Enteritis in cats is a very serious disease. It's often referred to as distemper, which is a disease that dogs commonly get. However, feline enteritis isn't the same. A common other name for the condition is panleukopenia.
This disease normally strikes kittens younger than six months old. However, older cats also have a relatively increased risk of developing it. Older cats may be strong enough to fight off the affliction, but kittens can easily succumb to it.
Feline enteritis is caused by a virus. Wild animals such as cats and raccoons can harbor the highly contagious virus. Infected animals can pass it to your cat by coming into direct contact with him. If your cat comes into contact with nasal or oral secretions, he can get infected too.

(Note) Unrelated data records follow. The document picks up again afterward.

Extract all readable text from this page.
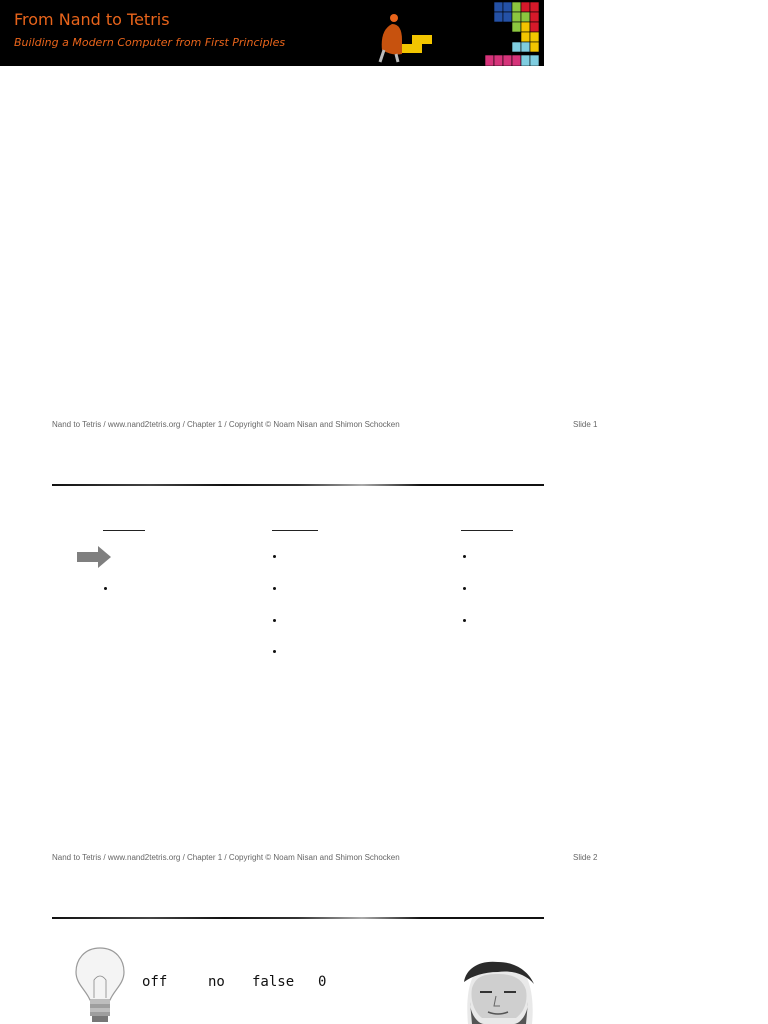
From Nand to Tetris
Building a Modern Computer from First Principles
Nand to Tetris / www.nand2tetris.org / Chapter 1 / Copyright © Noam Nisan and Shimon Schocken	Slide 1
Nand to Tetris / www.nand2tetris.org / Chapter 1 / Copyright © Noam Nisan and Shimon Schocken	Slide 2
off	no false 0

Owners should also know that the virus that causes enteritis in cats can also contaminate items such as bedding, litter boxes, and food dishes. Owners can also pass the virus along to their cats because it's capable of contaminating human hands.
After being infected with feline enteritis, your cat may not show any symptoms for up to ten days. Common signs include high fever and loss of appetite. Cats may also vomit frequently, producing yellow-tinted bile in the process. If you touch your cat in the abdominal region, he may cry out in pain. It is also common for cats to have diarrhea and produce stool that also has a yellow color, although it may appear to have blood in it instead.
As mentioned, enteritis in cats is quite serious. That's why it is important that you get your cat checked out and diagnosed with the condition as soon as possible. The chances of your cat surviving a bout with this virus rise considerably the earlier that treatment is started.
There is no way to battle the virus that causes cat enteritis directly. The vet will simply need to provide supportive measures to help your cat make it through the disease. Antibiotics will likely be given to stave off any bacterial infections. IV fluids and nutrition therapy may also be necessary.
It is very easy to prevent enteritis in cats. Simply have your feline vaccinated. The virus can live virtually anywhere in your home, so your kitten would be at risk if left unvaccinated. Using a standard disinfectant won't be enough to kill the virus either.
If your cat survives an episode of feline enteritis, then you should be aware that he will continue to shed the virus for a few weeks. Other cats in the household can easily be infected. The good news is that cats that survive an infection from the virus will be relatively safe from reinfection since their immune system will be boosted.